Falecimento
Faleceu Esther de Figueiredo Ferraz
O velório acontece hoje, 24/9, desde às 8h30, na Assembléia Legislativa do Estado de São Paulo, e o enterro às 16h, no Cemitério do Araçá.
História
Bacharel em Direito, com vários méritos, pela Faculdade de Direito da Universidade de São Paulo e licenciada em Filosofia pela Faculdade de Filosofia de São Bento, anexa à Universidade de Louvain, na Bélgica.
Registrada no Ministério da Educação e Cultura como professora secundária de Português, Francês, Latim e Matemática, lecionou em várias escolas de primeiro e segundo grau, tornando-se, em 1961, professora de Direito Judiciário Penal da Faculdade de Direito da Universidade Mackenzie.
Exerceu cargos Técnicos e de Administração na área educacional do Estado de São Paulo e do Governo Federal.
Fez parte de vários Congressos nacionais e internacionais, integrando, em 1955, a Comissão Oficial de Reorganização Penitenciária do Estado de São Paulo.
Foi membro do Conselho Estadual de Educação de São Paulo, de 1963 a 1964, e integrou o Conselho Federal de Educação de 1969 a 1982.
Em 1966/1967 ocupou, no Governo do Marechal Castelo Branco, o cargo de Diretora do Ensino Superior do Ministério da Educação e Cultura.
Foi Secretária da Educação de São Paulo, de 1971 a 1973, no Governo Laudo Natel. De 1982 a 1985 foi Ministra da Educação e Cultura no governo do General João Baptista Figueiredo.
No ministério, ela regulamentou a emenda que estabeleceu percentuais mínimos obrigatórios para a aplicação na educação dos recursos arrecadados com impostos. Além disso, Esther promoveu uma reforma universitária, que aperfeiçoou os planos de carreira de professores.
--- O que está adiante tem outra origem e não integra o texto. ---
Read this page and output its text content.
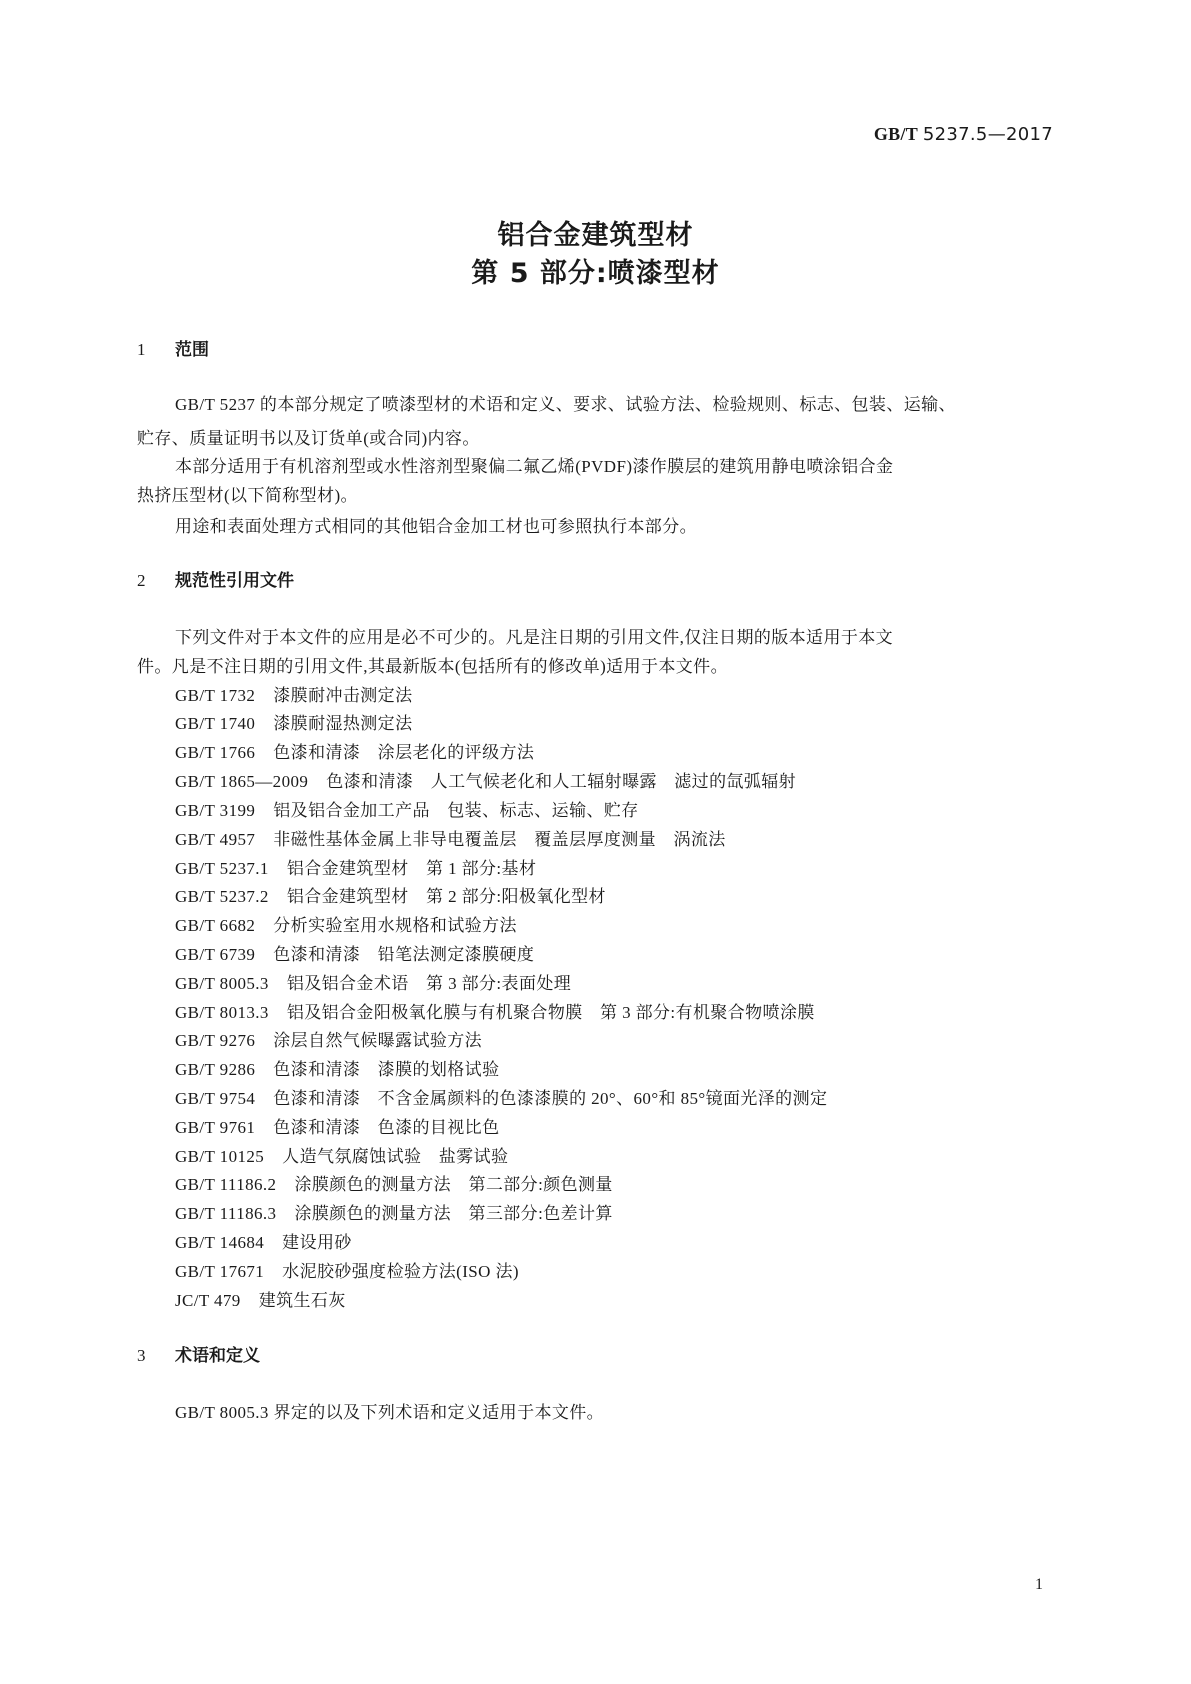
GB/T 5237.5—2017
铝合金建筑型材
第 5 部分:喷漆型材
1 范围
GB/T 5237 的本部分规定了喷漆型材的术语和定义、要求、试验方法、检验规则、标志、包装、运输、
贮存、质量证明书以及订货单(或合同)内容。
本部分适用于有机溶剂型或水性溶剂型聚偏二氟乙烯(PVDF)漆作膜层的建筑用静电喷涂铝合金
热挤压型材(以下简称型材)。
用途和表面处理方式相同的其他铝合金加工材也可参照执行本部分。
2 规范性引用文件
下列文件对于本文件的应用是必不可少的。凡是注日期的引用文件,仅注日期的版本适用于本文
件。凡是不注日期的引用文件,其最新版本(包括所有的修改单)适用于本文件。
GB/T 1732 漆膜耐冲击测定法
GB/T 1740 漆膜耐湿热测定法
GB/T 1766 色漆和清漆　涂层老化的评级方法
GB/T 1865—2009 色漆和清漆　人工气候老化和人工辐射曝露　滤过的氙弧辐射
GB/T 3199 铝及铝合金加工产品　包装、标志、运输、贮存
GB/T 4957 非磁性基体金属上非导电覆盖层　覆盖层厚度测量　涡流法
GB/T 5237.1 铝合金建筑型材　第 1 部分:基材
GB/T 5237.2 铝合金建筑型材　第 2 部分:阳极氧化型材
GB/T 6682 分析实验室用水规格和试验方法
GB/T 6739 色漆和清漆　铅笔法测定漆膜硬度
GB/T 8005.3 铝及铝合金术语　第 3 部分:表面处理
GB/T 8013.3 铝及铝合金阳极氧化膜与有机聚合物膜　第 3 部分:有机聚合物喷涂膜
GB/T 9276 涂层自然气候曝露试验方法
GB/T 9286 色漆和清漆　漆膜的划格试验
GB/T 9754 色漆和清漆　不含金属颜料的色漆漆膜的 20°、60°和 85°镜面光泽的测定
GB/T 9761 色漆和清漆　色漆的目视比色
GB/T 10125 人造气氛腐蚀试验　盐雾试验
GB/T 11186.2 涂膜颜色的测量方法　第二部分:颜色测量
GB/T 11186.3 涂膜颜色的测量方法　第三部分:色差计算
GB/T 14684 建设用砂
GB/T 17671 水泥胶砂强度检验方法(ISO 法)
JC/T 479 建筑生石灰
3 术语和定义
GB/T 8005.3 界定的以及下列术语和定义适用于本文件。
1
Defendeu ainda a criação das escolas técnicas federais.
Escreveu vários livros, como : "Os Delitos Qualificados pelo Resultado"; "A Co-delinqüência no Direito Penal Brasileiro"; "O Perdão Judicial"; "O Menor e os Direitos Humanos"; "Prostituição e Criminalidade Feminina"; "Alternativas da Educação"; "Caminhos Percorridos"; "A Filosofia de João Mendes Júnior"; "Mulheres Freqüentemente"; "Falas de Ontem e de Hoje".
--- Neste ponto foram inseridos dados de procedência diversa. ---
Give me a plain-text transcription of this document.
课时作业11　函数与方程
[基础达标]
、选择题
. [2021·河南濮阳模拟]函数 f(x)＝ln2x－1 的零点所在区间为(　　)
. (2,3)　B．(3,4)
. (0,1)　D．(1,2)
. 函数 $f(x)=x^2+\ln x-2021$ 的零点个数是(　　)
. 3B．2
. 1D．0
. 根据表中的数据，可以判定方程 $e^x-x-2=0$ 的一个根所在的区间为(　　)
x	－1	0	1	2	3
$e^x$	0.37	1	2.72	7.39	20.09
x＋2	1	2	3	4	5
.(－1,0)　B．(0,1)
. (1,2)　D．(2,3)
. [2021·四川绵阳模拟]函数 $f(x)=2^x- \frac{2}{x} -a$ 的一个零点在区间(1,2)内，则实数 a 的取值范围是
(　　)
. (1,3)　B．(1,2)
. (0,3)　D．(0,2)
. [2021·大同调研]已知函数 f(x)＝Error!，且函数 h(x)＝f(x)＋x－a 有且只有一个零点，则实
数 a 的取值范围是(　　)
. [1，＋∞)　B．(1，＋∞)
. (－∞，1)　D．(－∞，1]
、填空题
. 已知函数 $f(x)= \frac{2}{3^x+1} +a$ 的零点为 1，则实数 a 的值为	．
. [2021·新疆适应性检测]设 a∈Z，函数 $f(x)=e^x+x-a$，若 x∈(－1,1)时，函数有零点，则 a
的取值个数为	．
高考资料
Pertencia à "Academia Brasileira de Educação", à "Associação Brasileira de Educação", à "Academia Paulista de Letras", à "Academia Paulista de Educação" e ao "Instituto Histórico e Geográfico de São Paulo". Desde 1949 era membro do Instituto dos Advogados de São Paulo.
Entrevista
Veja abaixo entrevista com Esther de Figueiredo Ferraz publicada em 2001 no Jornal do Advogado.
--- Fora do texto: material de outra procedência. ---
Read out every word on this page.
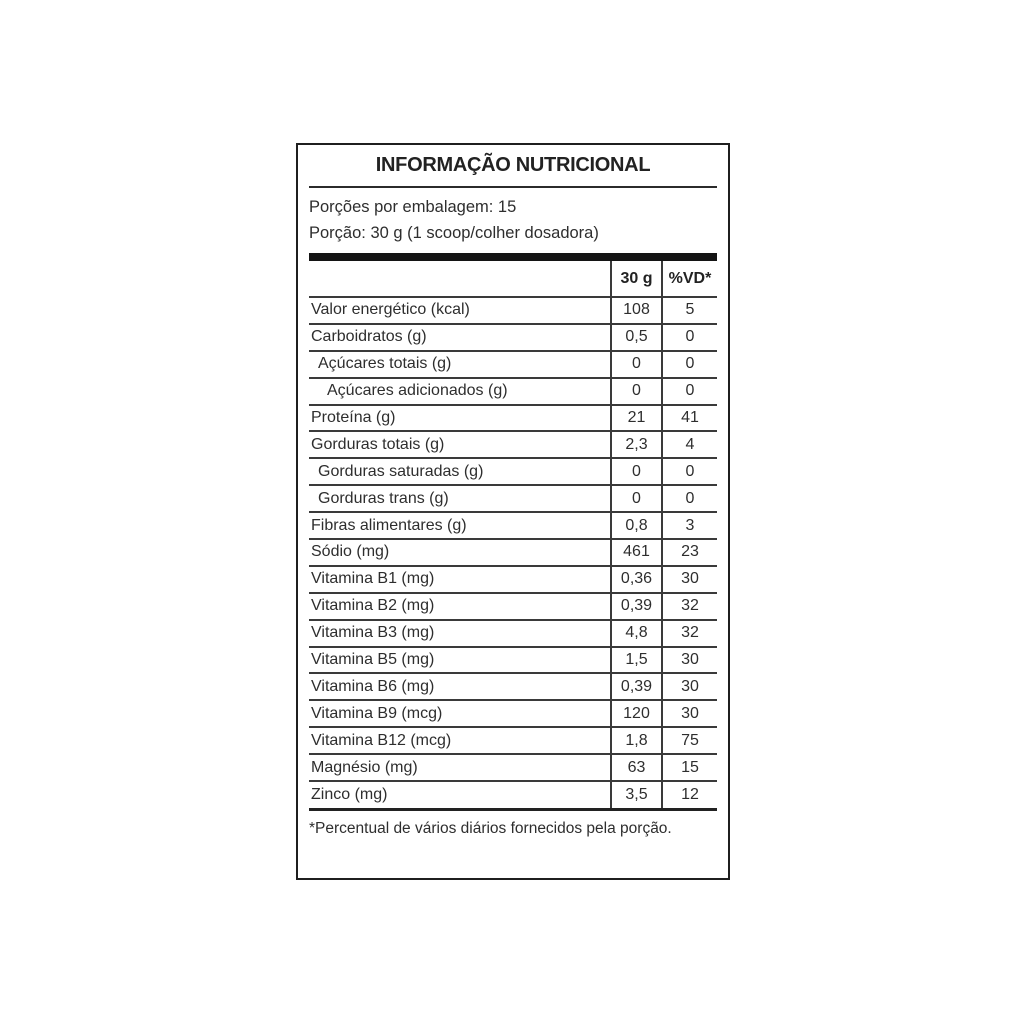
INFORMAÇÃO NUTRICIONAL
Porções por embalagem: 15
Porção: 30 g (1 scoop/colher dosadora)
	30 g	%VD*
Valor energético (kcal)	108	5
Carboidratos (g)	0,5	0
Açúcares totais (g)	0	0
Açúcares adicionados (g)	0	0
Proteína (g)	21	41
Gorduras totais (g)	2,3	4
Gorduras saturadas (g)	0	0
Gorduras trans (g)	0	0
Fibras alimentares (g)	0,8	3
Sódio (mg)	461	23
Vitamina B1 (mg)	0,36	30
Vitamina B2 (mg)	0,39	32
Vitamina B3 (mg)	4,8	32
Vitamina B5 (mg)	1,5	30
Vitamina B6 (mg)	0,39	30
Vitamina B9 (mcg)	120	30
Vitamina B12 (mcg)	1,8	75
Magnésio (mg)	63	15
Zinco (mg)	3,5	12
*Percentual de vários diários fornecidos pela porção.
"É preciso arregaçar as mangas"
A mulher que marcou a história do país com a presença feminina alerta sobre a necessidade de ações sociais para evitar a delinqüência
Gaudêncio Torquato e Solange A. Barreira
Poucas mulheres acumulam tantos méritos de pioneirismo como Esther Figueiredo Ferraz. Num século marcado pela revolução sexual feminina, ela colocou seu nome à frente de muitas fileiras no Brasil. Nos anos 40, foi a primeira representante do sexo feminino a integrar a cátedra da tradicional Faculdade de Direito da USP. Na década de 60, notabilizou-se como a primeira mulher da América Latina a comandar uma reitoria de universidade, a Mackenzie. Em 1982, tornou-se a primeira ministra brasileira – da Cultura e Educação. Na OAB-SP, também fincou bandeira: nos idos de 1951, foi eleita para ocupar uma cadeira em meio aos austeros homens do Conselho.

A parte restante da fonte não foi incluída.